Juvenile Detention Alternatives Initiative (JDAI)® communities have achieved significant and — in many cases — long lasting reductions in both juvenile incarceration and juvenile crime, according to a new report from the Casey Foundation.
The report, JDAI at 25: Insights From the Annual Results Reports, draws on data from 2008 through 2016 and finds that, when it comes to detention use, JDAI sites are unequivocally better off today than they were before the initiative began 25 years ago.
For instance, a comparison of annual data from pre-JDAI to 2016 finds that participating sites have:
- Collectively reduced the annual number days in juvenile detention by about 1.4 million days;
- Cut the overall annual admissions count by 49% — about 90,000 admissions; and
- Documented juvenile crime falling by more than 40%, on average, across all indicators evaluated.

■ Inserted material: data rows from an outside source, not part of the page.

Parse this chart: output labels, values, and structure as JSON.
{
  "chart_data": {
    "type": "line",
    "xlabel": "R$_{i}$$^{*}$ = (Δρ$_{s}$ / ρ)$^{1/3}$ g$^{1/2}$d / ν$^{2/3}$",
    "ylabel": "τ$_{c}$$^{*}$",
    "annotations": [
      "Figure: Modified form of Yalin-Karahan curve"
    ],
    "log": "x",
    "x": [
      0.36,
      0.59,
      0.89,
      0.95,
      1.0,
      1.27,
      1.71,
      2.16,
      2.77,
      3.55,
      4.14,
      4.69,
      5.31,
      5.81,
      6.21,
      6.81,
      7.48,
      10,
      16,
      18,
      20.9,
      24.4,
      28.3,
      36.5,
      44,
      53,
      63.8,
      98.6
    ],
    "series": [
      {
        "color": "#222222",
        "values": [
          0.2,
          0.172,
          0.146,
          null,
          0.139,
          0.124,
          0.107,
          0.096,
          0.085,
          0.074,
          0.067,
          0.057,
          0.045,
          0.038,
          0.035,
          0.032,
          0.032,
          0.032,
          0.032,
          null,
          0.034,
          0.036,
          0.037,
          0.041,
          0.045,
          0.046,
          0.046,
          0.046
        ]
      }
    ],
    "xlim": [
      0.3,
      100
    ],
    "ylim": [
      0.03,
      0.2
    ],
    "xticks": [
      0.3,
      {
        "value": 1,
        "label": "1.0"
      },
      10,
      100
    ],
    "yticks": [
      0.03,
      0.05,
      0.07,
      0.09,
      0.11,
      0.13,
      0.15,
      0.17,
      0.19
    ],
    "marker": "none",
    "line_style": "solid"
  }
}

Beyond highlighting these achievements, JDAI at 25 shares key challenges to detention reform, such as the overrepresentation of youth of color at every level of system involvement.
“Moving forward, JDAI will explore root causes — not just the numbers, but the reasons behind them – to address racial and ethnic inequities across the juvenile justice system,” says Nate Balis, director of the Foundation’s Juvenile Justice Strategy Group.
A focus on the future fills the report’s final pages. JDAI at 25 identifies new goals, tools and strategies for sites to consider as they look to advance their detention reform work and, in doing so, extend the initiative’s remarkable track record of success.